This is the final week of the 2016 General Assembly session. Last Tuesday the House and Senate ceremoniously rejected the opposing house’s version of the budget so that the details of the biennium budget can be worked out in conference. This is the final week for bills to move through the House and the Senate to be considered by the Governor for passage.

Additionally, budget conferees have been named. We expect to see the conference committee report coming tomorrow at the earliest. In the House, the conferees include:

Delegates Chris Jones (chair of the House Appropriations Committee), Steve Landes (Vice Chair), John O’Bannon, Tag Greason, Kirk Cox, Luke Torian (new to the conference committee and the only Democrat).

In the Senate, the conferees are: Tommy Norment (chair of the Senate Finance Committee), Emmett Hanger (co-chair of the Senate Finance Committee), Frank Ruff, Frank Wagner, Steve Newman, Dick Saslaw and Janet Howell.

 

Here is an update on where our priorities stand:

Healthcare

This week a bill to reform Virginia’s Certificate of Public Need Program (COPN) passed the Senate Health and Education committee. This bill would remove barriers for purchasing expensive equipment like MRI machines in exchange for providing a certain amount of free care to low income individuals. Secretary of Health and Human Resources, Bill Hazel noted in his comments to the committee that reforming COPN does not solve the issue of providing a health insurance package to the uninsured. For more information, see the article in the Richmond Times-Dispatch here.
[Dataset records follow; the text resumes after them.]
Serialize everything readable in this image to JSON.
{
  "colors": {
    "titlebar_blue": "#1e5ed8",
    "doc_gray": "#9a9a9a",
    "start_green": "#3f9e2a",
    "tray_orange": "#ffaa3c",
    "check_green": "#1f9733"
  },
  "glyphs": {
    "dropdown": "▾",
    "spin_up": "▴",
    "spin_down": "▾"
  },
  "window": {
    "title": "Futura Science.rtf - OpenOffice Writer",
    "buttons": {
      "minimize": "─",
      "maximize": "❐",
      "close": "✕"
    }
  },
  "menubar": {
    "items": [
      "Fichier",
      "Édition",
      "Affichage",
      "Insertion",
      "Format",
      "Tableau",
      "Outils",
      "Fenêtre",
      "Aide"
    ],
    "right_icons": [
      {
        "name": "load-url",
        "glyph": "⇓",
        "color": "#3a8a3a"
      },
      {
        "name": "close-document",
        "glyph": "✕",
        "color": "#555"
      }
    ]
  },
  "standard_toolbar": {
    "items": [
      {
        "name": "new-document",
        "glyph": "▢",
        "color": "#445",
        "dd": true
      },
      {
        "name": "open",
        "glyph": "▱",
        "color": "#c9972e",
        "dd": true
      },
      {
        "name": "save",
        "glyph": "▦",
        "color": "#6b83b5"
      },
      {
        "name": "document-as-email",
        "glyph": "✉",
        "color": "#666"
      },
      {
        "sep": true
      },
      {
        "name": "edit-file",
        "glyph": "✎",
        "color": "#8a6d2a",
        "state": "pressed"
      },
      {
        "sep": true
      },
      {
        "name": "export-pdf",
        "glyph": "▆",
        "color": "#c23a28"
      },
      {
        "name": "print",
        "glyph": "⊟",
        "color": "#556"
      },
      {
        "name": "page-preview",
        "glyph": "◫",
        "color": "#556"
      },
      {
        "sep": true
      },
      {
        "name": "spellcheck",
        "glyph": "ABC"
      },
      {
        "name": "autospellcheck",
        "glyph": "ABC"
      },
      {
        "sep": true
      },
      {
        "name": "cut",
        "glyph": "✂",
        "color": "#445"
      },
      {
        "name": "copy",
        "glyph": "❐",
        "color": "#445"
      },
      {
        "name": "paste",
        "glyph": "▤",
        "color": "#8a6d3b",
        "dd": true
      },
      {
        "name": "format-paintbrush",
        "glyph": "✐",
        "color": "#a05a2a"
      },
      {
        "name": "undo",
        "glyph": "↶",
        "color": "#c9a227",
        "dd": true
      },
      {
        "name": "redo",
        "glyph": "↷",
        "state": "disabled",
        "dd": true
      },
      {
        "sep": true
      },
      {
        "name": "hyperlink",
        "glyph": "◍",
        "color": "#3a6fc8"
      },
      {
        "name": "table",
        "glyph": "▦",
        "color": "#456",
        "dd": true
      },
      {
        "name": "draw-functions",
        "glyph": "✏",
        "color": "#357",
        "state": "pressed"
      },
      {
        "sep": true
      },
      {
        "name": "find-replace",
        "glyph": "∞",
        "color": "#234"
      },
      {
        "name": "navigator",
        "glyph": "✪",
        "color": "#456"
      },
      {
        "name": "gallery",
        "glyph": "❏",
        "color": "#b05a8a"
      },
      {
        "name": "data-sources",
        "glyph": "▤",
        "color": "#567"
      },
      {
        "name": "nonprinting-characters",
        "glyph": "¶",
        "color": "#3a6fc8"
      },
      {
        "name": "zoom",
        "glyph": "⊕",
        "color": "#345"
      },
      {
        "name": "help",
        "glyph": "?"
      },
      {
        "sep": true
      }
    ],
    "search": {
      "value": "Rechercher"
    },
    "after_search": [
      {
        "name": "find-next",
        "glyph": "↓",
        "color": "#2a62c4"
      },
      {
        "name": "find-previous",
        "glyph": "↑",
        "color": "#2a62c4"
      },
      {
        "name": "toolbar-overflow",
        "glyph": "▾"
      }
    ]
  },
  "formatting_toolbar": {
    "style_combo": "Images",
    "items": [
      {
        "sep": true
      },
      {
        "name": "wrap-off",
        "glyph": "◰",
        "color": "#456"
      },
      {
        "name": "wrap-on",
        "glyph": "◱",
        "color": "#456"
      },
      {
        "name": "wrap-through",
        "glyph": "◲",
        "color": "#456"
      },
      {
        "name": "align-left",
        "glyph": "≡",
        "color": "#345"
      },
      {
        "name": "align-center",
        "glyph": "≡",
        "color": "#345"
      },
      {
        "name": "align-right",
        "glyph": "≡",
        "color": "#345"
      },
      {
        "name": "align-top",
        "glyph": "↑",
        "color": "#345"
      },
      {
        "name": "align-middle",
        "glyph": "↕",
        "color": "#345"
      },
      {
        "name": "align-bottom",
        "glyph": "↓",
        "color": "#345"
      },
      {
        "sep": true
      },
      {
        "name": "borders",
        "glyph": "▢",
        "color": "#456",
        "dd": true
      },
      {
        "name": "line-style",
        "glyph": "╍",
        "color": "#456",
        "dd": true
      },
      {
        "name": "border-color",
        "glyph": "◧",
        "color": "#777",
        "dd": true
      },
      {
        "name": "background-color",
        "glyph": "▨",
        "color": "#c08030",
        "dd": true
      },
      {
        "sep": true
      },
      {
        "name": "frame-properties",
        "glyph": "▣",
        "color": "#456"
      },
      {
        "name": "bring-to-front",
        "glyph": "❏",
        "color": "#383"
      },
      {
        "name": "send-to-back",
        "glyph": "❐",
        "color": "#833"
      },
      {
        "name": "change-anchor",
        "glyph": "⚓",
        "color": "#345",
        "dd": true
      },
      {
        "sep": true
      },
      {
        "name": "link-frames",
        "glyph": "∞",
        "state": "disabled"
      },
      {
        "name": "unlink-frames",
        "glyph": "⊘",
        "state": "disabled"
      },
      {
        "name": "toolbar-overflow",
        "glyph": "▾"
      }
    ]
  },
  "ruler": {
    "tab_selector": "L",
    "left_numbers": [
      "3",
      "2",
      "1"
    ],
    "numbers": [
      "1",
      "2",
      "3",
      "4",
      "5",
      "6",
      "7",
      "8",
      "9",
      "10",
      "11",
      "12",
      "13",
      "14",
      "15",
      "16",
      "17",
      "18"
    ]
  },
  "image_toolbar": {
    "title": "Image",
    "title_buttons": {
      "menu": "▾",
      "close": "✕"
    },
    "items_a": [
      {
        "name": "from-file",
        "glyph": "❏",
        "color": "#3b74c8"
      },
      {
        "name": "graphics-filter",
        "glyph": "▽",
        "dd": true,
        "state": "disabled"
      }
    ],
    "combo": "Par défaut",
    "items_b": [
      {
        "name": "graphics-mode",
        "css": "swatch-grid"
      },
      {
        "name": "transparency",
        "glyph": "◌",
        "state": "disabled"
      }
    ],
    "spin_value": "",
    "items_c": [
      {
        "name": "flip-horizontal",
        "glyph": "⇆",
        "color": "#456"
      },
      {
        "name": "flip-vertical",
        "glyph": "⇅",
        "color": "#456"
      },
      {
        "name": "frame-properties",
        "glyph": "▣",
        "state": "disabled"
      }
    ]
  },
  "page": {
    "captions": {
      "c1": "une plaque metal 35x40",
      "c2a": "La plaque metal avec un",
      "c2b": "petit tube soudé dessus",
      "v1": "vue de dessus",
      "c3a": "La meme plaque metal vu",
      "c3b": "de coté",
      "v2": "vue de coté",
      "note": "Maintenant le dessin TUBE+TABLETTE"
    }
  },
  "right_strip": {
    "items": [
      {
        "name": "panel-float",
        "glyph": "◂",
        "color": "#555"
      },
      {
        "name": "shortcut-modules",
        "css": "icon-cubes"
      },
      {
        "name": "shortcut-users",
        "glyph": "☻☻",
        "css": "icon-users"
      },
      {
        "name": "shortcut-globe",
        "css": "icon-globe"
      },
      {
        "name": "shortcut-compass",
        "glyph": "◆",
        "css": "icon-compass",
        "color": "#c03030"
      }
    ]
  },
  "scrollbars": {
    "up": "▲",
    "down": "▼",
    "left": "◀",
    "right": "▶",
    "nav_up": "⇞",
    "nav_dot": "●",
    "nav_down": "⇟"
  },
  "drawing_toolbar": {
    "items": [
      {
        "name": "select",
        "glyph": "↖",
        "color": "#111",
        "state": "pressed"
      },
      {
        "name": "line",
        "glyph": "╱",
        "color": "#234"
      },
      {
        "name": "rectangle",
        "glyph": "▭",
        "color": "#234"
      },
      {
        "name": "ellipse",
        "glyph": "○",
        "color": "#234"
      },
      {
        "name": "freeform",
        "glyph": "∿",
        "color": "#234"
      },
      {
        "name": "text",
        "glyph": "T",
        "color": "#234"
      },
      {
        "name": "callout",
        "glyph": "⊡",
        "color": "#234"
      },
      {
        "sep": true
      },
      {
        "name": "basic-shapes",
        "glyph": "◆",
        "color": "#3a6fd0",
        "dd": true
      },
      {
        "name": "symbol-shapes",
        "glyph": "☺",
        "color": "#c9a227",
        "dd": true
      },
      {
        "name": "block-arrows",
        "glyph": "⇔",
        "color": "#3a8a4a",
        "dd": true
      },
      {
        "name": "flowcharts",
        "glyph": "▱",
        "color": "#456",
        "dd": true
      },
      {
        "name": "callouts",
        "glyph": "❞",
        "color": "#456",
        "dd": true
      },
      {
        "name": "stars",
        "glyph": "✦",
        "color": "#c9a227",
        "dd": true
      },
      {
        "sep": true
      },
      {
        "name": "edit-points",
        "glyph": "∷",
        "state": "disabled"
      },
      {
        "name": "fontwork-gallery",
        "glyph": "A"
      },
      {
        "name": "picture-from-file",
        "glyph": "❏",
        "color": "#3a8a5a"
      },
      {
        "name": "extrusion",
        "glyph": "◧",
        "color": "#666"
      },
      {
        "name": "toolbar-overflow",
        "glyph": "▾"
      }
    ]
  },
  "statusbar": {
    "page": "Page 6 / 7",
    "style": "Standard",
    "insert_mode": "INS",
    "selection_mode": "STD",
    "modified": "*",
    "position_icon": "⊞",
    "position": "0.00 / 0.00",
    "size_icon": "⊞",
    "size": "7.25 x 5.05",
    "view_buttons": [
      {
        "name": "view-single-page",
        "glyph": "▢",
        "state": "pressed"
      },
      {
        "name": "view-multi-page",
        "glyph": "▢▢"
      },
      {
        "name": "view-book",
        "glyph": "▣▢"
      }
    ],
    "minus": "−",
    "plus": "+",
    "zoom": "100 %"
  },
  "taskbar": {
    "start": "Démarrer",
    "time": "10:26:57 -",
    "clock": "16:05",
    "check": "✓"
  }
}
VICPP is disappointed that neither the House’s nor the Senate’s budgets accepted Federal funding to provide 400,000 uninsured Virginians access to Medicaid. The House and Senate budgets reflect this action by removing $3 billion in Federal funding, reversing the identified state savings and reinstating processes to reform the current Medicaid system.

Criminal Justice

SB 458, a bill offered up by Senator McEachin to allow school boards to establish alternatives to suspension, failed to report on the House floor this past week. This bill is part of a series of bills to reduce the number of school children referred to law enforcement. SB 458 failed to report by a 43 to 55 margin.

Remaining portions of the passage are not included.